I blushed a few weeks ago while reading a friend’s blog entry about me. I appreciate his comment about how I “got” the whole electronic forms thing (in the context of integrating it with BPM), because I see e-forms as an essential part of many BPM applications. When I worked for FileNet a few years back as the Director of eBusiness Evangelism (yes, that was my real title, and yes, I asked for it), I gave presentations talking about how e-forms and BPM work together, and how they can — in some cases — make customization something that can be done by technical and business resources at the customer, rather than by an SI. This was considered heresy in some circles.
I understand that there are a lot of things that e-forms can’t do, but a bigger problem is that a lot of large systems integrators just don’t want to use e-forms, because it makes their job too easy.
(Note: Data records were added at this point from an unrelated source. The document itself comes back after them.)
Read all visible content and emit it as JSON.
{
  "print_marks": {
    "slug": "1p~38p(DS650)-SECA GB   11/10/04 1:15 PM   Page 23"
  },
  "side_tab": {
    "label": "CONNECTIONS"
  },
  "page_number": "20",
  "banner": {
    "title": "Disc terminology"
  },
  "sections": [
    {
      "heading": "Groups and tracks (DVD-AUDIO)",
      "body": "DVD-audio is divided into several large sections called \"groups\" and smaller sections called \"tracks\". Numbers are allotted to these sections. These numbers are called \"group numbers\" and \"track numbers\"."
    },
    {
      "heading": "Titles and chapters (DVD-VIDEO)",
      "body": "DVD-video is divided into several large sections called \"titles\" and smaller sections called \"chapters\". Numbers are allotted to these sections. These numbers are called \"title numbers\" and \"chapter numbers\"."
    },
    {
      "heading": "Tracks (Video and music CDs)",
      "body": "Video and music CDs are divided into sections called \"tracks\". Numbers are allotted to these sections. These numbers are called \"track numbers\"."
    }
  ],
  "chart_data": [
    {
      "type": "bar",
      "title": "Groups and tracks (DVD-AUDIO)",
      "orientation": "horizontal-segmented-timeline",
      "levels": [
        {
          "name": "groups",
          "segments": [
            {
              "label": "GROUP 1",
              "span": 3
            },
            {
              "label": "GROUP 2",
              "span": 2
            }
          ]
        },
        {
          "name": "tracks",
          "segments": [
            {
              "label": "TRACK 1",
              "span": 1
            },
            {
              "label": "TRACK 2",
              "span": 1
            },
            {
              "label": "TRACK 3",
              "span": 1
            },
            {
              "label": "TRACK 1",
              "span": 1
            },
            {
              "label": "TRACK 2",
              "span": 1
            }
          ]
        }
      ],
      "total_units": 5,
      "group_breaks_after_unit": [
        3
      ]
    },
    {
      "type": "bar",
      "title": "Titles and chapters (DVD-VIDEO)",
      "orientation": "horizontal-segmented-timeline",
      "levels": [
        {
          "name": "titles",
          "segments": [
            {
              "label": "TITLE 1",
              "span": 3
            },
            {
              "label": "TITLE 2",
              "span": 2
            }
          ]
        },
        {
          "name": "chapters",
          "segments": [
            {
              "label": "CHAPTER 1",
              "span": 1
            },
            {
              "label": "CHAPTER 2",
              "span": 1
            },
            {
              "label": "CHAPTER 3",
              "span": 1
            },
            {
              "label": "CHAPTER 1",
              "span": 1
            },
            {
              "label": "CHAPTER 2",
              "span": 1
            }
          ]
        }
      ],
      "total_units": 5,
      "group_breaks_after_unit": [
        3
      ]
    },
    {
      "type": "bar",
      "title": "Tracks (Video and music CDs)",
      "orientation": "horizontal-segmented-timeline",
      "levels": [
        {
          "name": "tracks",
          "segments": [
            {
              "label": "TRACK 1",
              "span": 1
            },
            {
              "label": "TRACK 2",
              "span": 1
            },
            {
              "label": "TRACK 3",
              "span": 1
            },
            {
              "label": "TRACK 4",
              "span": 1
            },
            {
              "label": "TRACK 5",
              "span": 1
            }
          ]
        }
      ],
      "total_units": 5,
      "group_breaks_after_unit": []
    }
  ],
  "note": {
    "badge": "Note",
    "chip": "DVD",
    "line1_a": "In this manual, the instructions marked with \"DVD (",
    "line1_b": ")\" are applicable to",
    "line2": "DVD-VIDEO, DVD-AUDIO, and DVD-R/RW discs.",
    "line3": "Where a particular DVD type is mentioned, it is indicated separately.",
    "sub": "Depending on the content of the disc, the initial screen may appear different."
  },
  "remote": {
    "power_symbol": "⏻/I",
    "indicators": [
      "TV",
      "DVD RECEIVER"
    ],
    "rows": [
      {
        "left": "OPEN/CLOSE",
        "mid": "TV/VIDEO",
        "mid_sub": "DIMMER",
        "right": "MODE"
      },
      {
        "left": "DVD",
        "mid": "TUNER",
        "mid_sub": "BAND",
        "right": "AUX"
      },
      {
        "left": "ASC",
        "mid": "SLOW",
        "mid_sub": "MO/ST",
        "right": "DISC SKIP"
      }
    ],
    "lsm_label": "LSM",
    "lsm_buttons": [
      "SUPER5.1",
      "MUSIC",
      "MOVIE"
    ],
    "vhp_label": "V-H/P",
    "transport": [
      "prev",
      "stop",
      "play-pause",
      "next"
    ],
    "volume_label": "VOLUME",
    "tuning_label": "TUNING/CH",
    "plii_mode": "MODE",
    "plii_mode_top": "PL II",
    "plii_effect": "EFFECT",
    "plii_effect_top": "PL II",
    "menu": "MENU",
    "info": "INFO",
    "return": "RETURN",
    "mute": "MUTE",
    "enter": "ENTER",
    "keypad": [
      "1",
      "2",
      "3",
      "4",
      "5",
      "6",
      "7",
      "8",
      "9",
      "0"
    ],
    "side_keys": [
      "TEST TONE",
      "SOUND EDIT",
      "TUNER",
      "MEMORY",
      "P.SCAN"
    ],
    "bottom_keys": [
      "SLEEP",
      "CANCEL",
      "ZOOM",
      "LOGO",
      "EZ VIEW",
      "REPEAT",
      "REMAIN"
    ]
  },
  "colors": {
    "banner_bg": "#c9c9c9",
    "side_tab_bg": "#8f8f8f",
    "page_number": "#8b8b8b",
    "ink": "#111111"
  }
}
If it’s too easy, they can’t use their premium-priced Java developers. If it’s too easy, they can’t justify being late and over budget. If it’s too easy, the customer might get the radical idea that they could do some of the work themselves, including ongoing maintenance. In the large SI business model, e-forms are bad for business.
I saw this first-hand while working as a subcontractor to a large SI on a FileNet BPM project. I was responsible for the functional design, and for working with the development team to create the technical design. Because several of the user-facing steps needed to interface with a line-of-business database as well as the BPM system, the out-of-the-box user interface wasn’t going to cut it. However, FileNet has a very capable e-forms functionality, the result of the acquisition that my friend Chris mentioned in his blog posting, so naturally I suggested this to the technical lead on the project. You could have frozen Lake Ontario with the looks that I got in return. I was told, in no uncertain terms, that they were writing this from scratch in Java, and I should just shut up and keep out of it. Considering that I’ve probably written more code in my lifetime than the entire development team put together, I could have been insulted, but I was being paid much too well for that. I finished my piece of work and got out of Dodge. Now I hear that they’re a year late and still not in production, and I’m finding it very difficult to whip up any sympathy.
The funny thing is how long it has taken the first-tier BPM vendors to understand the value of e-forms as a part of their product, and either build or buy the capability. They’re so busy building bullet-proof plumbing that they forget about the fact that at some point, a process may have to interface with a person, and that a customer doesn’t want to spend a year having custom screens written in order to do so.